Inspired by a deep interest in grassroots religious, class, and folk histories, UK-based photographer, filmmaker, writer, and curator Leah Gordon, has been documenting Haiti’s Jacmel Carnival for over two and a half decades: Kanaval is the result.
“Before Carnival, you never sleep, always dreaming of bringing pleasure, innovation and creation.” – Fanel Saint-Helere & Frantz Denoujou (Flanbo Mardi Gras troupe, Jacmel)
Haiti employs many forms to chronicle its history, from the drumming, singing, dancing, and possessive ritual of the Vodou religion, to the words, theatre, and poems of its great literary tradition, and the unique visions of its painters, sculptors, and flag makers. Haitian history, from the revolution to modern-day, is also replayed through the masks, costumes, and street theatre of the carnival troupes in Jacmel, a coastal town in southern Haiti.

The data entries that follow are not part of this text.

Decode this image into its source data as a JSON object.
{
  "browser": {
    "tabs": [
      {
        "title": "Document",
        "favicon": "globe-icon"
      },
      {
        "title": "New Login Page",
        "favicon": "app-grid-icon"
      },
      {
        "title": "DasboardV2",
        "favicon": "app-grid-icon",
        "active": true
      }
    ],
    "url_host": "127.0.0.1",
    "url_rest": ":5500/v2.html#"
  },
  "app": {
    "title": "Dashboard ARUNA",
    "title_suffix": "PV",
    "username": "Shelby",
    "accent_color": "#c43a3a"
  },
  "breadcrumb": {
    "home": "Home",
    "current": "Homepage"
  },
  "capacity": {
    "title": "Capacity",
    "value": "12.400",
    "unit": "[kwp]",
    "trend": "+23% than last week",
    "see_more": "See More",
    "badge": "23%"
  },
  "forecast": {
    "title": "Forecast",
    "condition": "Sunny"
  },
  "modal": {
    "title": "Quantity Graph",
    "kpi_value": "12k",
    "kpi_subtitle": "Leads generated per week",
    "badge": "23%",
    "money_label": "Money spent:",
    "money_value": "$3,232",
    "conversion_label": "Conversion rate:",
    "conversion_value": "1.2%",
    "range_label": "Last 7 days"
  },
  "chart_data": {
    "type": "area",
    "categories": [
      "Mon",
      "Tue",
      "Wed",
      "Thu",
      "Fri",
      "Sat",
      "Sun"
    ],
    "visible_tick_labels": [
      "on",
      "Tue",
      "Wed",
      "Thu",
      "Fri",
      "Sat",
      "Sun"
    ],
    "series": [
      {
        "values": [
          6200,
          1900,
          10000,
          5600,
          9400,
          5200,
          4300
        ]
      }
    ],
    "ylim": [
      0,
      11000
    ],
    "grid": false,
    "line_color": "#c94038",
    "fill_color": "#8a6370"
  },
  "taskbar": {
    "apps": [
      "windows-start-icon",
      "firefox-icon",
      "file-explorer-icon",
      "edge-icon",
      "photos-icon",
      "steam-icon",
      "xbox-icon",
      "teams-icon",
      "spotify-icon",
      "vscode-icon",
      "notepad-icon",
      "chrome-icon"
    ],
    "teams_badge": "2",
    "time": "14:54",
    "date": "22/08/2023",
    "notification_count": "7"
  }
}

This project and book consist of a series of black and white photographs, taken on a mechanical medium format camera with black and white film, over a period of over twenty years. The images are contextualized by a series of oral histories related by the leaders of various troupes who oversee costume design and generate the narrative of the street theatre during carnival time. Their stories reflect the wealth of invention, fable, and self-generated mythology prevalent in much of Haitian culture. – Leah Gordon
– Kanaval was recently published as a monograph by Here Press, and Gordon is also in the process of directing a feature-length documentary on Jacmel Carnival for BBC’s Arena, due for broadcast in late 2022.